Hands off our internet

By: Rofhiwa Maneta

Recently, the Film and Publications Board successfully submitted their draft Online Regulation Policy for consideration by Parliament. The proposed policy aims to regulate content published on the internet to make sure it does not contain hate speech or child pornography. Content uploaded on the net would have to be pre-approved before being uploaded. This has drawn sharp criticism, with critics of the bill claiming that this could stifle free speech.

Onelepic Photo by Onele Liwami

“Hands off our Internet”

Civil society Right2Know — who are dedicated to fighting for free speech and access to information — have been the most vocal critics of the proposed policy.
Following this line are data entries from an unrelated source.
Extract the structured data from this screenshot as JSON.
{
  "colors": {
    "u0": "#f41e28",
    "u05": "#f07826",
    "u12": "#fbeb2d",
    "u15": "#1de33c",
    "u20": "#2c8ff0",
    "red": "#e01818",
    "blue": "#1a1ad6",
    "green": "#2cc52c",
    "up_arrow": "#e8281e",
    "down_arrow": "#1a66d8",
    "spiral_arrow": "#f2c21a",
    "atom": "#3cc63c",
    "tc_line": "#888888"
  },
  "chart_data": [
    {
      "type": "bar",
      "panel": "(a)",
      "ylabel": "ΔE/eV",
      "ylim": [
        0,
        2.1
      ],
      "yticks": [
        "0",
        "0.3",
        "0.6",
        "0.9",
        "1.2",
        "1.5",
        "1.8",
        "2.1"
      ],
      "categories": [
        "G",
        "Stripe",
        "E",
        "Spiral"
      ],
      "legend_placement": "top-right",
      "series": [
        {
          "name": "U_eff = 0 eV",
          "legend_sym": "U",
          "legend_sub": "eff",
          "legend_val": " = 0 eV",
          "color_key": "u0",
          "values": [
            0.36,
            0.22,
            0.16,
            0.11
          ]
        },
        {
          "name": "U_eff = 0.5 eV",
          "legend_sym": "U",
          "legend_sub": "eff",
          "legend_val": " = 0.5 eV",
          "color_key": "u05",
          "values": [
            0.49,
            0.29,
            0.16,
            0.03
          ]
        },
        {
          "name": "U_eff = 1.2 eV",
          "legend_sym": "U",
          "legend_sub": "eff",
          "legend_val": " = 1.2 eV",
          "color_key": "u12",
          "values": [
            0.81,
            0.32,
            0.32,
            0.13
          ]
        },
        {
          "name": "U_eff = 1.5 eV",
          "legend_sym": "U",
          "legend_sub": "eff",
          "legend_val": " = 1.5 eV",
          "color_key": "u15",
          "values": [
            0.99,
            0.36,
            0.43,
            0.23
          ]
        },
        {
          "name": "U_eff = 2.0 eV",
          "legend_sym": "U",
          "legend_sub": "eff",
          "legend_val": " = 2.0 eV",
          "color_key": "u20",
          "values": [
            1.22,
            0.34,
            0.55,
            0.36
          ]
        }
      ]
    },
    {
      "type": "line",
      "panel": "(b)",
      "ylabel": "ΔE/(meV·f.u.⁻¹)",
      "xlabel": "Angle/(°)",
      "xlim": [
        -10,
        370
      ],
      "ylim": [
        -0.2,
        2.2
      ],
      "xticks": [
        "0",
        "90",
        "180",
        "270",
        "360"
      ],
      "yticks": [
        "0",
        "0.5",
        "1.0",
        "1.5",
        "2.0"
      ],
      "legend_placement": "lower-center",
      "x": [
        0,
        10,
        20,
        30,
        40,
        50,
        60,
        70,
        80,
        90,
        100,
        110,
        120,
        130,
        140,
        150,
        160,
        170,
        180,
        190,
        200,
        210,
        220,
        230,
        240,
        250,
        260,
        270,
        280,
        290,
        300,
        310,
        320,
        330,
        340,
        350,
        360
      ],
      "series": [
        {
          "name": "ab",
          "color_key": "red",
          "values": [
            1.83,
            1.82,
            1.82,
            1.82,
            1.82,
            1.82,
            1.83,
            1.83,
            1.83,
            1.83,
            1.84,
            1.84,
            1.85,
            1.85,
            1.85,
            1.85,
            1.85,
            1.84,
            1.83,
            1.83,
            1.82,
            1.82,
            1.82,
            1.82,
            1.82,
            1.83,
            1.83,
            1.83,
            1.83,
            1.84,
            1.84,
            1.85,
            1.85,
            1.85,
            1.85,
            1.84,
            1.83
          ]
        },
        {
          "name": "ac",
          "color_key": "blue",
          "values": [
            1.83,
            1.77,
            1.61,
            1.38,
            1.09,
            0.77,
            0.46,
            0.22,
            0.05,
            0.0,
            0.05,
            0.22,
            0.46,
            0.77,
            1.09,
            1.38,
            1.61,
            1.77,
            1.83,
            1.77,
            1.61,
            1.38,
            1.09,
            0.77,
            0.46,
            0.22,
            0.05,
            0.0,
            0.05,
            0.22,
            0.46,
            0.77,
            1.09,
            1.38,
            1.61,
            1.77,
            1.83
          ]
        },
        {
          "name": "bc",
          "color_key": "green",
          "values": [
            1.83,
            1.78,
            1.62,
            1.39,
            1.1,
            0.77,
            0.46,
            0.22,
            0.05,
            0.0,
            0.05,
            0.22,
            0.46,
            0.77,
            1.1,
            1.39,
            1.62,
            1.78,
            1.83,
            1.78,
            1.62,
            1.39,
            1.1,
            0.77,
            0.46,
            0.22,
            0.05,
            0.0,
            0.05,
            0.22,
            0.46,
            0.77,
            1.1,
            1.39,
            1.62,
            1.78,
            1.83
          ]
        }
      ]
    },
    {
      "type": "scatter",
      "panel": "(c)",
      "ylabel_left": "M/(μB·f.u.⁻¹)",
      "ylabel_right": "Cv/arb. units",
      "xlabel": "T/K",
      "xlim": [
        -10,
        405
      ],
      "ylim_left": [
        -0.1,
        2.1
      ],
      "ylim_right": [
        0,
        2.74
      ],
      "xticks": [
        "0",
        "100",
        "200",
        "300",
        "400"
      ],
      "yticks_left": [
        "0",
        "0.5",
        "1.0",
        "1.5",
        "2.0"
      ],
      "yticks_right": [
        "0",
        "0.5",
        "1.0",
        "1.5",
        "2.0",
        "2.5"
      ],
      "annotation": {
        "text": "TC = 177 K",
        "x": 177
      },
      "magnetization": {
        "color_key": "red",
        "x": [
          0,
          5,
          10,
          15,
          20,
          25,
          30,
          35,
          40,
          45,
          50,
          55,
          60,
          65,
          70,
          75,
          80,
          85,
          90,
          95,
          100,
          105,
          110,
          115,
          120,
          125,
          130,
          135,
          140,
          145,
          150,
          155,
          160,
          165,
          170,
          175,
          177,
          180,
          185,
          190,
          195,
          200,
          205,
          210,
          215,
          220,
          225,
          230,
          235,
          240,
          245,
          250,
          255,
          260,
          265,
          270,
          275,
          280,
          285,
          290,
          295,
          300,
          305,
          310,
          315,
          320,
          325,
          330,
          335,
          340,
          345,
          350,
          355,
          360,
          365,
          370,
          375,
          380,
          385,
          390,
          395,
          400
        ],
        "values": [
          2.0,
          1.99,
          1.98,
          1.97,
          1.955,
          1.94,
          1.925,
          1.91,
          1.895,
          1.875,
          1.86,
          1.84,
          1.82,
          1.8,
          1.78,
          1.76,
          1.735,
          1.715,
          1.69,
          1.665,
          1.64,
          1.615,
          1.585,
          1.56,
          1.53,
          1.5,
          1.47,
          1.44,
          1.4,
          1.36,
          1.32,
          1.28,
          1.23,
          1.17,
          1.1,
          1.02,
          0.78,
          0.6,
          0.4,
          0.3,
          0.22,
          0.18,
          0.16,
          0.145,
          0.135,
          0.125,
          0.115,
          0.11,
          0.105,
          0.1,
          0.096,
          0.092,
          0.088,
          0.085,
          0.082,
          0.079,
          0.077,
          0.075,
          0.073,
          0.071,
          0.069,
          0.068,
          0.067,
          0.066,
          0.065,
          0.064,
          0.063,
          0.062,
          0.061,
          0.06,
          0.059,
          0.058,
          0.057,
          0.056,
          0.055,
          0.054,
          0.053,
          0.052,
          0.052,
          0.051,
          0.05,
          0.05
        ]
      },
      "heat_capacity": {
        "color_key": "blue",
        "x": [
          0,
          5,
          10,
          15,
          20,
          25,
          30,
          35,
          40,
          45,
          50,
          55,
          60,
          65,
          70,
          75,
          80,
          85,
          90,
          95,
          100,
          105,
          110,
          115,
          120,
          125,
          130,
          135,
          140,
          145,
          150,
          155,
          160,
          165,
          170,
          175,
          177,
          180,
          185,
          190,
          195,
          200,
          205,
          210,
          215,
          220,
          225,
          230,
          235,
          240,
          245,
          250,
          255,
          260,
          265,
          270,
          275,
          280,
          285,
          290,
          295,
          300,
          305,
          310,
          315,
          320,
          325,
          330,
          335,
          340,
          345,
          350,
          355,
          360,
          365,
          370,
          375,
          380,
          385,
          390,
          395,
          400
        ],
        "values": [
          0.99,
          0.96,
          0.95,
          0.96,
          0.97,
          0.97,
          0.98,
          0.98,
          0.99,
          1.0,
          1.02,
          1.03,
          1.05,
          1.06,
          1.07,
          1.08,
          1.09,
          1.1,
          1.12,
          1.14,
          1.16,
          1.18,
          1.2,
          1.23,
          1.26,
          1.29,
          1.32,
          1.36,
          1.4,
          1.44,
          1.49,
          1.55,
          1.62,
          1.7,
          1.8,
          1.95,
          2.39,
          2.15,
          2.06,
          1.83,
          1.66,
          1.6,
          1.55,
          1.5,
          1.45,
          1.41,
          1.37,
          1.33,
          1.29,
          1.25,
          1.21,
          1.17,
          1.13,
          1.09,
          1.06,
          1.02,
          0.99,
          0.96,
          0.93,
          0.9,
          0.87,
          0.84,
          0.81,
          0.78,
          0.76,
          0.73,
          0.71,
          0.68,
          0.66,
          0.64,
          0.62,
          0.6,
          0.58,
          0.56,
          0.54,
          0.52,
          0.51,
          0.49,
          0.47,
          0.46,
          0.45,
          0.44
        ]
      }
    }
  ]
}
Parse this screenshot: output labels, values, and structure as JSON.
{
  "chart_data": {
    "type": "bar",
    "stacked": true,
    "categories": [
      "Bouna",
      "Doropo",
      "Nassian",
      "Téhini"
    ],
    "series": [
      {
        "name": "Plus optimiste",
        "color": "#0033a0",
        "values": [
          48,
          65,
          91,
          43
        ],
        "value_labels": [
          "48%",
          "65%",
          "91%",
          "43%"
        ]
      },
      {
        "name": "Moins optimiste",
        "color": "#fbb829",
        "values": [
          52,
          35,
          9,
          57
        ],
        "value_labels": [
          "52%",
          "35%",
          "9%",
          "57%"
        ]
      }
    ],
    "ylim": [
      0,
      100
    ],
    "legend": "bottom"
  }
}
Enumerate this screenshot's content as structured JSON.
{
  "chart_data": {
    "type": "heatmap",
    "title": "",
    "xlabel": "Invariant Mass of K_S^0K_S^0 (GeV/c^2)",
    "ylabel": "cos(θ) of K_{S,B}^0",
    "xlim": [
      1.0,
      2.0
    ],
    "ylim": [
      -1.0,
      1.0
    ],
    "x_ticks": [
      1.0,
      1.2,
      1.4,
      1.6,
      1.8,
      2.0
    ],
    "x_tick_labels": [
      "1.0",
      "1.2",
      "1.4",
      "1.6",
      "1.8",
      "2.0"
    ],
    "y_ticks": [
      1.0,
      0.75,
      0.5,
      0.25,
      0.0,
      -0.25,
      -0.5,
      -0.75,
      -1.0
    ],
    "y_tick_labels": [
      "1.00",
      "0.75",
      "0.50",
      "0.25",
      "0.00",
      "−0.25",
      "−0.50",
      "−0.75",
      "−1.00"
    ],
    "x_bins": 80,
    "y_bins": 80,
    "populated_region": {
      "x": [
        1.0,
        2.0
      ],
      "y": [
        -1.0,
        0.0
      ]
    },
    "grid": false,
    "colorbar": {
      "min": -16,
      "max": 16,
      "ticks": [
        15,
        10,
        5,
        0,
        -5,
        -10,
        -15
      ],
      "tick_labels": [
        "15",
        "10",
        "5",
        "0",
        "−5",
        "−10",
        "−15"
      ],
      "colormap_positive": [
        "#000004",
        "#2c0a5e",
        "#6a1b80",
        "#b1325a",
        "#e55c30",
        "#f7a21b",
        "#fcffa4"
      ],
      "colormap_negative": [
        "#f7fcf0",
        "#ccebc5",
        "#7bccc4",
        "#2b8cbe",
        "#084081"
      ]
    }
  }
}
They’ve started a petition called Hands off our Internet, which calls for the FPB to scrap their draft policy, saying it would “give [the government] broad powers to police everything published on the internet”. “Any publisher of content would have to register to the FPB and pay a fee each time they’d like to publish something,” Right2Know’s spokesperson Murray Hunter explains. He further mentions that content would have to be submitted to the FPB for pre-publication or you’d have to pay FPB for training as an approved censorship publisher so you can add age restrictions to your content. “This would take away the immediacy of the internet. In that regard, the policy has the same authoritarian impulse as the Protection of State Information Bill. It polices people and limits access to information.”

The Bill will now have to be sent to parliament’s communications portfolio committee, who debate whether it will be signed into law.